# Former Rio cinema, Sheerness Isle of Sheppey, Kent.



## colin haggart (Aug 17, 2011)

I took these photos in the late 1980s, two blocks of flats stand there now.













































































Closed in the 1950s.


----------



## Janey68 (Aug 17, 2011)

Omg what a shame.........


----------



## robbie1003 (Aug 17, 2011)

fantastic! know its not everybodys bag but the cars alone show the timescale in the photos.love artdeco stuff, found a fab house in that style myself not so many yearsago. shame its gone, very interesting time for design. cheers.


----------



## colin haggart (Aug 17, 2011)

Janey68 said:


> Omg what a shame.........



I know. Sheernes had four cinemas for a small town centre. The Argossy is a bingo hall,The Ritz (original name) had a few names over the years, has recently been knocked down and the Oxford cinema is a carpet shop now.


----------



## colin haggart (Aug 17, 2011)

robbie1003 said:


> fantastic! know its not everybodys bag but the cars alone show the timescale in the photos.love artdeco stuff, found a fab house in that style myself not so many yearsago. shame its gone, very interesting time for design. cheers.

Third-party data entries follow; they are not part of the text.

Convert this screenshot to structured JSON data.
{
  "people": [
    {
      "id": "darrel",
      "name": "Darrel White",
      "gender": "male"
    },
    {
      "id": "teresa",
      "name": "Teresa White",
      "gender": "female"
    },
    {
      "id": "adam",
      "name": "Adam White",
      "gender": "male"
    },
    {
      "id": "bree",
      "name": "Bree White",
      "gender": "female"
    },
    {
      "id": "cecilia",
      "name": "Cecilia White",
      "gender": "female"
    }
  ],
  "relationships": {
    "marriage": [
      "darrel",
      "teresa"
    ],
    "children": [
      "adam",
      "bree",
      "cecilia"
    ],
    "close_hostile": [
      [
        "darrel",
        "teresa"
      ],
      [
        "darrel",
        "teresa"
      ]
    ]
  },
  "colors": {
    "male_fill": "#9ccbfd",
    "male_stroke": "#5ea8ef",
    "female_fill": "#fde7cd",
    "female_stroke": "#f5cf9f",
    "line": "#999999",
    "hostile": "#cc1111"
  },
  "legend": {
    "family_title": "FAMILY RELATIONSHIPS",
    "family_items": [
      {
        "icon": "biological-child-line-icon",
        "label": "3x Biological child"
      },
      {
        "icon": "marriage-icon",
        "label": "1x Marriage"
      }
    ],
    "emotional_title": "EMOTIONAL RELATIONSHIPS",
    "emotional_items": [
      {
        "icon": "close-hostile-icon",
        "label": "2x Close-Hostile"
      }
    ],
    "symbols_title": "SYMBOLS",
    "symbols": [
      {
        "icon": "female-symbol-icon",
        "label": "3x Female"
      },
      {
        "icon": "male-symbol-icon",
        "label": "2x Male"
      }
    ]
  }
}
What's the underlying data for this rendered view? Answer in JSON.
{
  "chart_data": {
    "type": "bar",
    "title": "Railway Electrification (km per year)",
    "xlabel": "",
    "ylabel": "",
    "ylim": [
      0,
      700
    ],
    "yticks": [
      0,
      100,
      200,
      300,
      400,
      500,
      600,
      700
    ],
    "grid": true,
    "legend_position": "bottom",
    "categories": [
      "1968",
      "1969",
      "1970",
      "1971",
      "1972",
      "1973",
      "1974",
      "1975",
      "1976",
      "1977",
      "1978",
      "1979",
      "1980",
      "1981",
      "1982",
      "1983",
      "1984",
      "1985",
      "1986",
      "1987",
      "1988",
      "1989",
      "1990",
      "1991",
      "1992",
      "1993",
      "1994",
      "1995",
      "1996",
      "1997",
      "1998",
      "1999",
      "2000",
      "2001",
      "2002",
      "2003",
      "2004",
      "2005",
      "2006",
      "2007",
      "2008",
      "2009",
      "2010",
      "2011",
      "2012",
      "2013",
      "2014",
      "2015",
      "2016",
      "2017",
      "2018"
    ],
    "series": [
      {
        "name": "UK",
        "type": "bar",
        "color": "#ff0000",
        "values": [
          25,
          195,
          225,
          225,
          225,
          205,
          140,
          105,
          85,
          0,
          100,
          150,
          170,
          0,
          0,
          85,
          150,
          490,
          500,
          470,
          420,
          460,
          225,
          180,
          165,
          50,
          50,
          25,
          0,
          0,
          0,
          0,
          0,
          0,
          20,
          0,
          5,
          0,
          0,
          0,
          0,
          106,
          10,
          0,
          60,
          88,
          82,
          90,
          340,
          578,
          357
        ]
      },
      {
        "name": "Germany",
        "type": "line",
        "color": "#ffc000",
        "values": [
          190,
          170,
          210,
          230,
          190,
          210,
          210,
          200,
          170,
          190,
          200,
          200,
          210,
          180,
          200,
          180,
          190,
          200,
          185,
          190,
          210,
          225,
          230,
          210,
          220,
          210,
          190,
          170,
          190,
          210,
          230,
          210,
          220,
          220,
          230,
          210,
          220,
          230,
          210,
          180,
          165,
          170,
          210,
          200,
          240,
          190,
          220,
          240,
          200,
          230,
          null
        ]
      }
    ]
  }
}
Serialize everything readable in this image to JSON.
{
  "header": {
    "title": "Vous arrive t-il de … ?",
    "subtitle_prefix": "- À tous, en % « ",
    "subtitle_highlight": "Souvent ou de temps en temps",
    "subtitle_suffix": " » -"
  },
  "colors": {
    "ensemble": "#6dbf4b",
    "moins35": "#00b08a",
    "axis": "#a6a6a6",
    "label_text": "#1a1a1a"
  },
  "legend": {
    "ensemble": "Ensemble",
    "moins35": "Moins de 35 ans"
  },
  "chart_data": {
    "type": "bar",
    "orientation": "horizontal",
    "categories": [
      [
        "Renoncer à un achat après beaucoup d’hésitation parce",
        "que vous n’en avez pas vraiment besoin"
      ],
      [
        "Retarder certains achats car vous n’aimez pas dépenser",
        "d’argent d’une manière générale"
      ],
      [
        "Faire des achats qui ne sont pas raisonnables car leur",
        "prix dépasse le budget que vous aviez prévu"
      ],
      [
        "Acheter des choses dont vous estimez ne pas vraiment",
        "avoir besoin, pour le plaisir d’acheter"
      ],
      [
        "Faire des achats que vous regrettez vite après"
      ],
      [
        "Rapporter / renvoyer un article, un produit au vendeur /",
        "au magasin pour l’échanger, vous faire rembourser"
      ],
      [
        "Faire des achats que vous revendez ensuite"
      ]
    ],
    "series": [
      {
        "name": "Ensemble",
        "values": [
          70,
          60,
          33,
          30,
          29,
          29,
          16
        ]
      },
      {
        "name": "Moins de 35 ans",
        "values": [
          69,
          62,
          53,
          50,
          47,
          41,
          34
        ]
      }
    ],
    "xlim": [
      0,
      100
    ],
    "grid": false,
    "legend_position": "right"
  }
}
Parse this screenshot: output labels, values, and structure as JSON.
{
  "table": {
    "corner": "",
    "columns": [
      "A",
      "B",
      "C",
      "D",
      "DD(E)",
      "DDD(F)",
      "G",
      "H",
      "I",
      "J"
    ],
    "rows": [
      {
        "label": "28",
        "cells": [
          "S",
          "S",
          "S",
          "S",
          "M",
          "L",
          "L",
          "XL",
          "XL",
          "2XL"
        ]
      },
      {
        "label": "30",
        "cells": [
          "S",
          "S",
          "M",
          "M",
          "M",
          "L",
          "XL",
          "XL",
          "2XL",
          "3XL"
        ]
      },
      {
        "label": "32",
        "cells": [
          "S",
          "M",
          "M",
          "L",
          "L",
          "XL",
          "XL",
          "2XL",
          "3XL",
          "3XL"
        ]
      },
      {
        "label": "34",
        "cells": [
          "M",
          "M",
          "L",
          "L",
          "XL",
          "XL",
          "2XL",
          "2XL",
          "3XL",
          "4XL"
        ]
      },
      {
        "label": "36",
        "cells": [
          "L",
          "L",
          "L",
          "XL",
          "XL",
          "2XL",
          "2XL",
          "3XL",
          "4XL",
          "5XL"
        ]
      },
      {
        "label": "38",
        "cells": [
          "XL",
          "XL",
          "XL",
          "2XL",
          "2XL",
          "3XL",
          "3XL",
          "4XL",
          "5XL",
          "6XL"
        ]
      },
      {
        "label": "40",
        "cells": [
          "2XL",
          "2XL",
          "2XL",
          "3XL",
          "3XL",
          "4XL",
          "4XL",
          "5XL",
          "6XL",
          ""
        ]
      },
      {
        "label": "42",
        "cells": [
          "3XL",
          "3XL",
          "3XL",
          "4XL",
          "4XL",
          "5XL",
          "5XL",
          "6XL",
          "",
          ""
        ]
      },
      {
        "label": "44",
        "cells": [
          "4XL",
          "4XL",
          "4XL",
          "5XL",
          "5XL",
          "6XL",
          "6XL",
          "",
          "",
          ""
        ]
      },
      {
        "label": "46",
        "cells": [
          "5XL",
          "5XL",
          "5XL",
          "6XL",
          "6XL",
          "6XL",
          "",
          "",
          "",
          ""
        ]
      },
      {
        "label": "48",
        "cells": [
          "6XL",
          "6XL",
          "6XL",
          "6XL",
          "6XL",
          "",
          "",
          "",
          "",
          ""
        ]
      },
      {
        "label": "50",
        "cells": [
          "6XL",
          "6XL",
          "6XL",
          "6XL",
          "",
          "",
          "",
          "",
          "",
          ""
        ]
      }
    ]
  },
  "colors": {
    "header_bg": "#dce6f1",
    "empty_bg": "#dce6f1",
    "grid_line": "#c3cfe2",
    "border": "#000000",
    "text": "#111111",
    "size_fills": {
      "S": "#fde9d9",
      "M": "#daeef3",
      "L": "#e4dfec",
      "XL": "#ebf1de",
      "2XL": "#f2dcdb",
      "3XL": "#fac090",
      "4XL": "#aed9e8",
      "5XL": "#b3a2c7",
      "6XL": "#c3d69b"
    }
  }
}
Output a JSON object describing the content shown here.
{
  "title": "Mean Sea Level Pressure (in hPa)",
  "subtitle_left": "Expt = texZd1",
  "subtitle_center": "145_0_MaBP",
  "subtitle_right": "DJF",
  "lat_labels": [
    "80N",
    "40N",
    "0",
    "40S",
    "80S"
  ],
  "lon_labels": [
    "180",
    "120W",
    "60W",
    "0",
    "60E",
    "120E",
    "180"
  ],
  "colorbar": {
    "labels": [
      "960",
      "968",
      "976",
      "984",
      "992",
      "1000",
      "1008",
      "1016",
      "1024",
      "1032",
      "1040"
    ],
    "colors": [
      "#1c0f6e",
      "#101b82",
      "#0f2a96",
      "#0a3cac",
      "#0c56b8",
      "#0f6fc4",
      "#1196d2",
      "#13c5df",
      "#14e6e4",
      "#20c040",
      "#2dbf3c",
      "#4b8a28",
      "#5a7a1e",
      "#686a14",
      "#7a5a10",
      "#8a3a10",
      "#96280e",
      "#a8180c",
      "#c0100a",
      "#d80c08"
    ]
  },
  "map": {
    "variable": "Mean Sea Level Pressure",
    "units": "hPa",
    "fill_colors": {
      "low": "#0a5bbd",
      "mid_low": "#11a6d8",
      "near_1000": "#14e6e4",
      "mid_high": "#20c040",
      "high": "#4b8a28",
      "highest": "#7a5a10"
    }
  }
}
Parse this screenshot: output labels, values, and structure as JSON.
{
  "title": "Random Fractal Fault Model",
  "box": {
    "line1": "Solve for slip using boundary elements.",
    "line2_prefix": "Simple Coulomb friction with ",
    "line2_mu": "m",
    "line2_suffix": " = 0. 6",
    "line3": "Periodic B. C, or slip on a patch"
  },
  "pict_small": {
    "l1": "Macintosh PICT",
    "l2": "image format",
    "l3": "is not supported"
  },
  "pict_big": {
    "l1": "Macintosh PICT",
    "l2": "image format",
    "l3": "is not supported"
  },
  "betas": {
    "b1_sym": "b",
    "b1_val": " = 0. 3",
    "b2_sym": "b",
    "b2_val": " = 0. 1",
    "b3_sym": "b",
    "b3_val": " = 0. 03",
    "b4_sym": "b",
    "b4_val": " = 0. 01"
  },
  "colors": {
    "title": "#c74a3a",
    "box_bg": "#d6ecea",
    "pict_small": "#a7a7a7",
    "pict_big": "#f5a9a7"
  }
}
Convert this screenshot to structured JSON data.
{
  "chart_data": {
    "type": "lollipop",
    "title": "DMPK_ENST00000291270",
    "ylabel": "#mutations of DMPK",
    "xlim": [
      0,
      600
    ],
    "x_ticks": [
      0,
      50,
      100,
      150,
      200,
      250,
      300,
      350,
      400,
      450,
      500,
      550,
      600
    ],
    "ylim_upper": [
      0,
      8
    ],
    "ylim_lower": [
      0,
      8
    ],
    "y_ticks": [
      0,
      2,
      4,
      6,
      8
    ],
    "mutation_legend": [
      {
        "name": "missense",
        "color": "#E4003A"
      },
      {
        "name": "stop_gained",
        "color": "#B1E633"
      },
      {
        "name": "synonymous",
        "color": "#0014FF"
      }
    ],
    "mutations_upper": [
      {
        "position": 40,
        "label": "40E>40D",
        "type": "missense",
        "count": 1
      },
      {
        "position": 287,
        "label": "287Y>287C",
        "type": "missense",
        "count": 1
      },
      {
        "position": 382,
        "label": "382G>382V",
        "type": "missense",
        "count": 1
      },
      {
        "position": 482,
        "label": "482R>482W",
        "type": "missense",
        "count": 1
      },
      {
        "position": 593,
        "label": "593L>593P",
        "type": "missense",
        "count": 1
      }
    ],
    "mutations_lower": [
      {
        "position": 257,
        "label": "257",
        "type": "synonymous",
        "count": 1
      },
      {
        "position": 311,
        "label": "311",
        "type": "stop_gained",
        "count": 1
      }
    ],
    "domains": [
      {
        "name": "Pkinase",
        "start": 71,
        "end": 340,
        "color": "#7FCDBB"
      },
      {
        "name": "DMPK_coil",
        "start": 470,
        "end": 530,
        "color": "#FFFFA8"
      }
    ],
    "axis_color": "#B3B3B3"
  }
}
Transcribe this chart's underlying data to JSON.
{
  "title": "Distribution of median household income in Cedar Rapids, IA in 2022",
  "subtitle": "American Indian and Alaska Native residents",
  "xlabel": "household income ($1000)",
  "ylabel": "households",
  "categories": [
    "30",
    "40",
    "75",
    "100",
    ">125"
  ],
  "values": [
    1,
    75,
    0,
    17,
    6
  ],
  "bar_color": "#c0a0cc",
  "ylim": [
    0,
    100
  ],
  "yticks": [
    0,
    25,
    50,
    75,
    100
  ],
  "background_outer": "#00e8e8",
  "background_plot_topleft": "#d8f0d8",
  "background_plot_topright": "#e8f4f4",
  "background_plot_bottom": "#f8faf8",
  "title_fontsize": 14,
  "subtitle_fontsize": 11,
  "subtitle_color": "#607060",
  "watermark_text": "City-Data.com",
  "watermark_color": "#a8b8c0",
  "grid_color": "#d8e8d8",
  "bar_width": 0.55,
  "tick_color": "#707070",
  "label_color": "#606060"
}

!987 was when I took the photos. The cinema was built in 1937.


----------



## Living_Doll (Aug 18, 2011)

This makes me really sad, I love art deco style buildings  . If I could travel back in time I'd go to the 1930's...


----------



## Em_Ux (Aug 18, 2011)

Interesting pictures...thanks


----------



## oldscrote (Aug 18, 2011)

I used to walk past this every day on my way to school back in the 60s it was as a electronics components factory by then.Sheerness has a lousy habit if knocking down its best bits even the school I went to has gone

http://www.pbase.com/luckytrev/image/29287310

Replaced I believe by a car park


----------



## robbie1003 (Aug 18, 2011)

Living_Doll said:


> This makes me really sad, I love art deco style buildings  . If I could travel back in time I'd go to the 1930's..
> 
> me too, sutch a interesting era.


----------



## Lost Explorer (Aug 18, 2011)

robbie1003 said:


> Living_Doll said:
> 
> 
> > This makes me really sad, I love art deco style buildings  . If I could travel back in time I'd go to the 1930's..
> ...


----------



## Richard Davies (Aug 18, 2011)

Lost Explorer said:


> robbie1003 said:
> 
> 
> > I agree! I love art deco!
> ...


----------



## colin haggart (Aug 18, 2011)

I forgot I had this, the opening of the Rio. I have also added another photo to my first Rio post.


----------



## GhoulishGadgets (Aug 19, 2011)

Wow.. gutting... what a waste of an incredible building!

I started looking at the top pics thinking wow, amazing looking place, can't wait to see inside..etc...

then came the other pics, such a shame.

Thanks tho, great it's been captured in time...

Si


----------



## smiler (Aug 19, 2011)

GhoulishGadgets said:


> Wow.. gutting... what a waste of an incredible building!
> 
> I started looking at the top pics thinking wow, amazing looking place, can't wait to see inside..etc...
> 
> ...



Yeah, that about sums it up for me as well, Damned Shame, that so many lovely old buildings have disappeared.


----------



## Cinema Dreamer (Jun 7, 2021)

A lovely building by the great architect George Coles. Have you any photos without the photobubket logo? It spoils pictures I feel.


----------